Advances in nanoscale additive manufacturing developed in the Greer Group have enabled sub-micron resolution oxide and metallic materials which offer high potential in areas of nanotechnology. This unique class of processing opens new questions and opportunities to explore within the nanoarchitected materials space. Characterization of link between microstructure and emergent properties in these systems is singularly enabled through transmission electron microscopy techniques.

Nano-architected materials enable unprecedented combinations of properties, for example damage tolerance, resilience to supersonic impact, and stimulus-induced reconfigurability at extremely low densities [1,2]. A major translational challenge is the lack of fabrication methods capable of producing nano-architected features over large volumes and short throughput times. Current state-of-the-art manufacturing methods, such as two photon lithography and stereolithography, either lack the sufficient resolution to produce nano-scale features or are limited in scaling up the production of nano-architected materials; i.e. a sample with overall dimensions of a few hundred micrometers requires tens of hours to write.

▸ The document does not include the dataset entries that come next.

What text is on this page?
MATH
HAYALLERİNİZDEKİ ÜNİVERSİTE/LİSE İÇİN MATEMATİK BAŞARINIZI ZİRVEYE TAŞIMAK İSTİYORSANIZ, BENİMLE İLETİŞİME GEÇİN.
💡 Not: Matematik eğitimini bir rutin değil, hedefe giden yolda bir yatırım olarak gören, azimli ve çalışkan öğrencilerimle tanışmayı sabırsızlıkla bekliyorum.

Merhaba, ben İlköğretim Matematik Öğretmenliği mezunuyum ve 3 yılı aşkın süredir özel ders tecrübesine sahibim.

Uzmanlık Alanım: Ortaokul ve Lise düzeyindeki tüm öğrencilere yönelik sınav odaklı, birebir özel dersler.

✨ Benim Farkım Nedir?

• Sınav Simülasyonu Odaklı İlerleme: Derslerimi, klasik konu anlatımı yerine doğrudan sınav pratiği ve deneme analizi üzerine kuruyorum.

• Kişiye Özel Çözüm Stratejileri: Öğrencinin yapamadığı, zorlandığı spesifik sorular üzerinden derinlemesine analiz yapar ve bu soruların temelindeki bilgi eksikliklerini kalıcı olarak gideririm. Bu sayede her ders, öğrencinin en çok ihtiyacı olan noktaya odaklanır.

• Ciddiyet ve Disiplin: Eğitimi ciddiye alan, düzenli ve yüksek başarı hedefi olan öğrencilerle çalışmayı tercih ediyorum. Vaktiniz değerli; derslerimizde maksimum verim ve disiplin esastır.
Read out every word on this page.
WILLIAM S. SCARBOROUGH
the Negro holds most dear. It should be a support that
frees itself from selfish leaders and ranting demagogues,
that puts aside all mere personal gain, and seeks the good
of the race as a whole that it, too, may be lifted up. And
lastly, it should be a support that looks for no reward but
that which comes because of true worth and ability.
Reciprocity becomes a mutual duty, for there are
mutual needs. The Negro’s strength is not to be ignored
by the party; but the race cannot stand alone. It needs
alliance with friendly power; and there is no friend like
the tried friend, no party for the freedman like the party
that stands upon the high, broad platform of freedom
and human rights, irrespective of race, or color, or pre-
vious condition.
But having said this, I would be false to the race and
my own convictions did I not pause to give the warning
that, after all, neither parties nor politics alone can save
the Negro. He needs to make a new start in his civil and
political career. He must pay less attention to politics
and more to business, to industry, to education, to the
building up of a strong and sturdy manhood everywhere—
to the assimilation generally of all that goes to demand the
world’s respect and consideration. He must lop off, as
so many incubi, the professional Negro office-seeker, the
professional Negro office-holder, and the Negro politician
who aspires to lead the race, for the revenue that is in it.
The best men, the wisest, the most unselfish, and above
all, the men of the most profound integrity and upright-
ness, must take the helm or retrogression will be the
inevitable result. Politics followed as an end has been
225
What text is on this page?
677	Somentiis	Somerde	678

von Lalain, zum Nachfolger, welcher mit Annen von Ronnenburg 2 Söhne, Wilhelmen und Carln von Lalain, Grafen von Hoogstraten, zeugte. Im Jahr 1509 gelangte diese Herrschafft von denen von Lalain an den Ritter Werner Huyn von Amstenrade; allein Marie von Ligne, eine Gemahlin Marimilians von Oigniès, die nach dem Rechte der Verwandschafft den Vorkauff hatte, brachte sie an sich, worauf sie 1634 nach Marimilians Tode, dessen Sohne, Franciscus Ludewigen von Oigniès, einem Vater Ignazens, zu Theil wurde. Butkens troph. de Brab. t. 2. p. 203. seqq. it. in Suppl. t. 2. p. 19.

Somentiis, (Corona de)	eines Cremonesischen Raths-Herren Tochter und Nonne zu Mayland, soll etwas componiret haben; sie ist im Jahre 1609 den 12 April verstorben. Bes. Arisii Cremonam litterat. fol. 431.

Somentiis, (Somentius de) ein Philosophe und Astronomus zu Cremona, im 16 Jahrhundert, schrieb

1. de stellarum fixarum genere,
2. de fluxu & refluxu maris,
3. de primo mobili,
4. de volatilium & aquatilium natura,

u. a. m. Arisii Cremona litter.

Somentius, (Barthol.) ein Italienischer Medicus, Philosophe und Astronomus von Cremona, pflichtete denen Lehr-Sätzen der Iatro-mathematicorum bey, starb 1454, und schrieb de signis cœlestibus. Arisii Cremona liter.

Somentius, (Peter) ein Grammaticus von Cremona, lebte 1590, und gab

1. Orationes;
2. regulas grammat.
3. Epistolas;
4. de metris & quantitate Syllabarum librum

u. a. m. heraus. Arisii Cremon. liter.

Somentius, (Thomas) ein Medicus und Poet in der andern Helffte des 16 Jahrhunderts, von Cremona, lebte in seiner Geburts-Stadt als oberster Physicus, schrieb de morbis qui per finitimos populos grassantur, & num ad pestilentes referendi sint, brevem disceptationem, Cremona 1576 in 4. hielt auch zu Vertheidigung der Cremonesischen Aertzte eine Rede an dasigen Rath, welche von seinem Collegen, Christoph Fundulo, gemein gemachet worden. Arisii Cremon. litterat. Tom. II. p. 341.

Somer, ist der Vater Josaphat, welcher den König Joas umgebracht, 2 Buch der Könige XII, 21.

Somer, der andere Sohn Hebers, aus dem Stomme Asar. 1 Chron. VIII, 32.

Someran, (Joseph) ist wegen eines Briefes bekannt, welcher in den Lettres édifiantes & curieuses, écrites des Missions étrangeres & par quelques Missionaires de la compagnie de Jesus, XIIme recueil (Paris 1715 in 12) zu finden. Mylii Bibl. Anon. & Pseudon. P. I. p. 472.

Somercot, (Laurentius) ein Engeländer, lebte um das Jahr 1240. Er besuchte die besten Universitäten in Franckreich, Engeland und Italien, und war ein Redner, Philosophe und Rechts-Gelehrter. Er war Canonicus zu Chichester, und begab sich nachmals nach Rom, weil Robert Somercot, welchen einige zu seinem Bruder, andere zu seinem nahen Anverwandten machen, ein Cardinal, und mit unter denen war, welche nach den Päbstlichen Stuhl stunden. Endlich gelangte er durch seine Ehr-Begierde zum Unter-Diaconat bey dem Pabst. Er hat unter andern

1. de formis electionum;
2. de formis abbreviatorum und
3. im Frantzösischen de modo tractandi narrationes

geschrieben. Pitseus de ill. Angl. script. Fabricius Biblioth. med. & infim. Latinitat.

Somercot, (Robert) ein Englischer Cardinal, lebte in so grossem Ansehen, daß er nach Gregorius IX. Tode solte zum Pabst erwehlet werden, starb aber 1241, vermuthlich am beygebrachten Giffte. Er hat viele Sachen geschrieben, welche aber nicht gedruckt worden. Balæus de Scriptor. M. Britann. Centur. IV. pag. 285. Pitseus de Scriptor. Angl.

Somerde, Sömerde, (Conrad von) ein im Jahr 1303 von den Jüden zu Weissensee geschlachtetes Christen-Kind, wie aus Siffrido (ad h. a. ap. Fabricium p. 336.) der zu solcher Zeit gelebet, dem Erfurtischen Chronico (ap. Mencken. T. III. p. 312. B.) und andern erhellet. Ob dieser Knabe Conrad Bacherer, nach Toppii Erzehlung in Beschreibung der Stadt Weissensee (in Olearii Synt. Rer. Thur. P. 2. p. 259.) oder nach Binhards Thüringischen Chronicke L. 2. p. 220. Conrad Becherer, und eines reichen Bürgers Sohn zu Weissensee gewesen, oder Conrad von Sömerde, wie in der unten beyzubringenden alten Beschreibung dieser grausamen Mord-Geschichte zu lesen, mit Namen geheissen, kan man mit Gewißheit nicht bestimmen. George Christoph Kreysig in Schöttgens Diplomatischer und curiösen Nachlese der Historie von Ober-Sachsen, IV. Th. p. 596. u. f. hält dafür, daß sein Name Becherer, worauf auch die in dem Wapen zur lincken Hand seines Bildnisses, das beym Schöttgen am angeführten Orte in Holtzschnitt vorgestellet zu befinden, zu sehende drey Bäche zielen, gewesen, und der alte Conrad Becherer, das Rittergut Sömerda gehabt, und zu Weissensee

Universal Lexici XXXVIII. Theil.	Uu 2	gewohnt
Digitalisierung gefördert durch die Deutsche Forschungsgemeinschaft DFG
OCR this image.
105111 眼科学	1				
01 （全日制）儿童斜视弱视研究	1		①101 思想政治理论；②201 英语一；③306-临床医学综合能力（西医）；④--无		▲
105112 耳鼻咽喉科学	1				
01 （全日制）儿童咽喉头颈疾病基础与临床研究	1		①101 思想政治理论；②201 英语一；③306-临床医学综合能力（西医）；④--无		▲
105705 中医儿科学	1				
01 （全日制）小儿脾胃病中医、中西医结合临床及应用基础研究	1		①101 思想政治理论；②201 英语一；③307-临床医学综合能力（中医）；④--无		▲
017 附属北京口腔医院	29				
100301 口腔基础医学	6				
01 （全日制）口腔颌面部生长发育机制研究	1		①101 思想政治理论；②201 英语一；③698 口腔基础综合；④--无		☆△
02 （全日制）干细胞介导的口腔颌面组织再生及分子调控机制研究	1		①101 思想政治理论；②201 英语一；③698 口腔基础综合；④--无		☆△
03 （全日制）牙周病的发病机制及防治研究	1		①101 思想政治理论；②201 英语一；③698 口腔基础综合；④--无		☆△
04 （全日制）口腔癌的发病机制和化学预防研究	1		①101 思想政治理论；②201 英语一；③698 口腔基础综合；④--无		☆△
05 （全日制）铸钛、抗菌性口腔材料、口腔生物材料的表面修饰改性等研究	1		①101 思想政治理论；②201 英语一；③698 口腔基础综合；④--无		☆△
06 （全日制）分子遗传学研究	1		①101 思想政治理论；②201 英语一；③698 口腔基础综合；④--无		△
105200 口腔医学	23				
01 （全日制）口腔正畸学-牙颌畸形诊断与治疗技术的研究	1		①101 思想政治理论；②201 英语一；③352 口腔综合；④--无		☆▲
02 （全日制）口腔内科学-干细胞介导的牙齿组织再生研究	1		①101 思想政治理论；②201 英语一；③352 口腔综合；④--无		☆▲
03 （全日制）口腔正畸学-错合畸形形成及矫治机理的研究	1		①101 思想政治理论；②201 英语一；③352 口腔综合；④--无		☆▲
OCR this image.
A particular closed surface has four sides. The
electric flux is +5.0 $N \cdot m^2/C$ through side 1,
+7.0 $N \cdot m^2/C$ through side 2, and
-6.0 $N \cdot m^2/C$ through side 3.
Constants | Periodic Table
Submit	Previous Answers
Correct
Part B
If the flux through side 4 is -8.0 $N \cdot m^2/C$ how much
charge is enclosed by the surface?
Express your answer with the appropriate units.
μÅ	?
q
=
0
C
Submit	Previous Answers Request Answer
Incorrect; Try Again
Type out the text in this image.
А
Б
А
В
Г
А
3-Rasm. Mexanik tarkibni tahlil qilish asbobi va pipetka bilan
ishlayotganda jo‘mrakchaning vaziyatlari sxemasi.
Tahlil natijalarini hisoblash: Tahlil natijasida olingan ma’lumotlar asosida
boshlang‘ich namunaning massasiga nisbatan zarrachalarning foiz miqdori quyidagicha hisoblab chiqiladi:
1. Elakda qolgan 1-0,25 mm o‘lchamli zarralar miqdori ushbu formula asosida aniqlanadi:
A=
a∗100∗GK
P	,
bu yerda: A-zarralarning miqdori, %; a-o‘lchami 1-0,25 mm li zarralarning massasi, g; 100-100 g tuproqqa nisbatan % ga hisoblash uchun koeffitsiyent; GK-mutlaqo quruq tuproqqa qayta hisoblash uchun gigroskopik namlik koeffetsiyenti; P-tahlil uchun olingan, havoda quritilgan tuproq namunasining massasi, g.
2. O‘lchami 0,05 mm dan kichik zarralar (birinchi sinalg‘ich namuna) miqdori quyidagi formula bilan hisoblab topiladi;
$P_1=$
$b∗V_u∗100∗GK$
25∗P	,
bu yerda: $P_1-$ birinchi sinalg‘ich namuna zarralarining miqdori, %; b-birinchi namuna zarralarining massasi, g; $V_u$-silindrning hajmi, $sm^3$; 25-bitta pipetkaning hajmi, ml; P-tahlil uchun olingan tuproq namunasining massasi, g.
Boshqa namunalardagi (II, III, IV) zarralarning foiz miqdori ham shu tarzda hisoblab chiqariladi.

The research groups of Professors Julia Greer and Andrei Faraon, William L. Valentine Professor of Applied Physics and Electrical Engineering, are jointly developing a scalable fabrication platform for nano-architected materials (Fig. 1). By utilizing interference lithography, enabled by optical metasurfaces and laser scanning, researchers can produce nano-architected sheets with overall dimensions of several centimeters and with internal features on the order of a few hundred nanometers (Fig. 2). Such precision in internal architecture is enabled by the ability of the optical metasurfaces to accurately control the spatial polarization and phase of the incoming light in order to generate complex near-field 3D intensity distributions [3]. The sub-wavelength features of optical metasurfaces overcome the challenges of conventional phase masks with limited diffraction efficiencies, which are crucial for producing high contrast structures and for controlling the 3D geometry at the nanoscale.

Initial investigations of the impact behavior of the produced nano-architected sheets [4] highlight their high energy dissipation and potential for ultra-light ballistic armor. These results indicate that interference lithography constitutes a scalable approach for fabricating polymer-based impact resilient nano-architected sheets, hence establishing a viable pathway for real life applications and commercialization of nanolattices.

References:

1. Meza, L. R., Das, S. & Greer, J. R. Strong, lightweight, and recoverable three-dimensional ceramic nanolattices. Science (80-. ). 345, 1322–1326 (2014) doi: 10.1126/science.1255908.
2. Portela, C. M., Edwards, W. B., Veysset. D., Sun, Y., Nelson, K., A., Kochmann, D., M. & Greer, J. R. Supersonic impact resilience of nanoarchitected carbon. Nat. Mater. 292, 6294 (2021) doi:10.1038/s41563-021-01033-z
3. Kamali, S. M., Arbabi, E., Kwon, H. & Faraon, A. Metasurface-generated complex 3-dimensional optical fields for interference lithography. Proc. Natl. Acad. Sci. 116, 21379–21384 (2019) doi: 10.1073/pnas.1908382116.
4. Kagias, M., Lee, S. Friedman, A., Zheng, T., Faraon, A. & Greer, J. (In preparation)